Heat is escaping at a constant rate \([d Q / d t\) in \((1.1)\) is constant] through the walls of a long cylindrical pipe. Find the temperature \(T\) at a distance \(r\) from the axis of the cylinder if the inside wall has radius \(r=\mathrm{I}\) and temperature \(T=100\) and the outside wall has \(r=2\) and \(T=0\)

The heat equation is a vital part of understanding heat conduction, especially in solid objects like a cylindrical pipe. It describes how heat diffuses through a material. For a steady-state condition, where the temperature doesn't change over time, the heat equation in cylindrical coordinates is:

\[ \frac{d}{dr} \bigg(k r \frac{dT}{dr} \bigg) = 0 \]
The variable \( T \) represents temperature, \( r \) is the radial distance from the axis of the cylinder, and \( k \) is the thermal conductivity, which remains constant in this problem. When dealing with cylindrical coordinates, the equation expands to incorporate the cylindrical geometry, accounting for the curvature and radius. This form of the equation is essential for correctly modeling heat transfer in cylindrical objects.

Cylindrical coordinates are used for problems involving symmetrical geometries around a central axis, like pipes or cylinders. Instead of using \( x \), \( y \), and \( z \), cylindrical coordinates use \( r \) (radius), \( \theta \) (angle), and \( z \) (height). This simplifies the mathematics when dealing with cylindrical shapes.

In the heat equation given prior, \( r \) signifies the radial distance. We focus on how temperature varies with radius because angles (\( \theta \)) and height (\( z \)) are not significant in this problem. This reduction makes the problem one-dimensional, significantly simplifying our calculations.

A crucial concept in heat conduction is the temperature gradient, which describes how temperature changes with position. In our cylindrical problem, we are interested in how temperature \( T \) varies with the radius \( r \).

Using the heat equation, we introduce a substitution \( u = \frac{dT}{dr} \). This converts our differential equation into a simpler form: \[ \frac{d}{dr}(r u) = 0 \]
This transformation shows that the radial component multiplied by the temperature gradient remains constant. Solving this means integrating with respect to \( r \), giving us the general temperature profile. By integrating again and applying boundary conditions, we find the temperature distribution that adheres to the physical constraints of the system.
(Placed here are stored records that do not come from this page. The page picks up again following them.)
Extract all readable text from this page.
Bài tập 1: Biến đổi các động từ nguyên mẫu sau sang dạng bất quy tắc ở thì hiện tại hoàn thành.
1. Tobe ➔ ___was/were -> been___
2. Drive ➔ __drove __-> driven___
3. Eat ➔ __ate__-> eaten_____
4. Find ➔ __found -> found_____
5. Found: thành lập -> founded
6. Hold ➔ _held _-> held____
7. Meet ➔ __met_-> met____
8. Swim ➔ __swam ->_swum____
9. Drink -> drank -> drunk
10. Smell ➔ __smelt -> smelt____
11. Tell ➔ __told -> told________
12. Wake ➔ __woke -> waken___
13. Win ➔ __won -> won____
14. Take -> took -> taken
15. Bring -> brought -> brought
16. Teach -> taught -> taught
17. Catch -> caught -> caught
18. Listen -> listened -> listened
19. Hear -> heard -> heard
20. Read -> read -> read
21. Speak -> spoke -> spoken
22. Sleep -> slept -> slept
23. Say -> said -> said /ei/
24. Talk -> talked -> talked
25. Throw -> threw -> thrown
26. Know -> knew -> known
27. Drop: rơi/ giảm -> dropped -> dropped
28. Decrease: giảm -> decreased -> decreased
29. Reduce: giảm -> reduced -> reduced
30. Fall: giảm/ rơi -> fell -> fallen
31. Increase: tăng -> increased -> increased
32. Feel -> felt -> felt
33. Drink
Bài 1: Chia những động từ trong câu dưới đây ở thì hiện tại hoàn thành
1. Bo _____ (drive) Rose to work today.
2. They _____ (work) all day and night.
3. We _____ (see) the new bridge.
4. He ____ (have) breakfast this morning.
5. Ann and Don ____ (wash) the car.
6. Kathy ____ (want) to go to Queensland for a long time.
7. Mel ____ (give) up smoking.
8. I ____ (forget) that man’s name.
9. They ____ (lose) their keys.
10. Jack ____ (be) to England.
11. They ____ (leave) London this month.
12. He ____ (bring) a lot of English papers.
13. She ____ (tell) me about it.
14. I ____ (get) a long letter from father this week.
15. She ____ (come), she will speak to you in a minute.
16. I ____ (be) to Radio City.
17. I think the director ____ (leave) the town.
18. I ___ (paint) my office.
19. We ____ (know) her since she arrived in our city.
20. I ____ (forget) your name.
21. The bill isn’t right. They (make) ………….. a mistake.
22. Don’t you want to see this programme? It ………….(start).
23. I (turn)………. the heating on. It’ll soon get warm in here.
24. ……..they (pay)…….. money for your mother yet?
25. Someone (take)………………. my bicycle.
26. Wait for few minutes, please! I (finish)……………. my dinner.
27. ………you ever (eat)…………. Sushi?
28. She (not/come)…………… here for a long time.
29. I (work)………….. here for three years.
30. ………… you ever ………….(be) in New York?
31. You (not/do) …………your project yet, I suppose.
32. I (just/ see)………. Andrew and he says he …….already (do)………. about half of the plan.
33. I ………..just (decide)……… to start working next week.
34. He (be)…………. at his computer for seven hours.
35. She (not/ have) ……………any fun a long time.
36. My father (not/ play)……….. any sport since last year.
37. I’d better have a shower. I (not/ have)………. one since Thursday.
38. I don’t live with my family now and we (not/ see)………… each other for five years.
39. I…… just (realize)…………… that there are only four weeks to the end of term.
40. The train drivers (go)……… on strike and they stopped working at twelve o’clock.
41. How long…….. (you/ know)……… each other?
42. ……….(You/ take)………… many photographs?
Boundary conditions are essential for solving differential equations as they provide specific values that the solution must satisfy at certain points. In this problem, the conditions given are:

• The temperature at the inside wall of the cylinder (radius \( r = 1 \)) is 100°C.
• The temperature at the outside wall of the cylinder (radius \( r = 2 \)) is 0°C.

Using these conditions helps determine the constants in the general solution of the differential equation. For \( r = 1 \), along with \( \text{ln}(1) = 0 \), we find that the integration constant \( D \) equals 100. For \( r = 2 \), setting \( T = 0 \) allows us to solve for the constant \( C \).

Applying these boundary conditions ensures our solution is physically meaningful, accurately depicting the temperature distribution within the cylindrical pipe.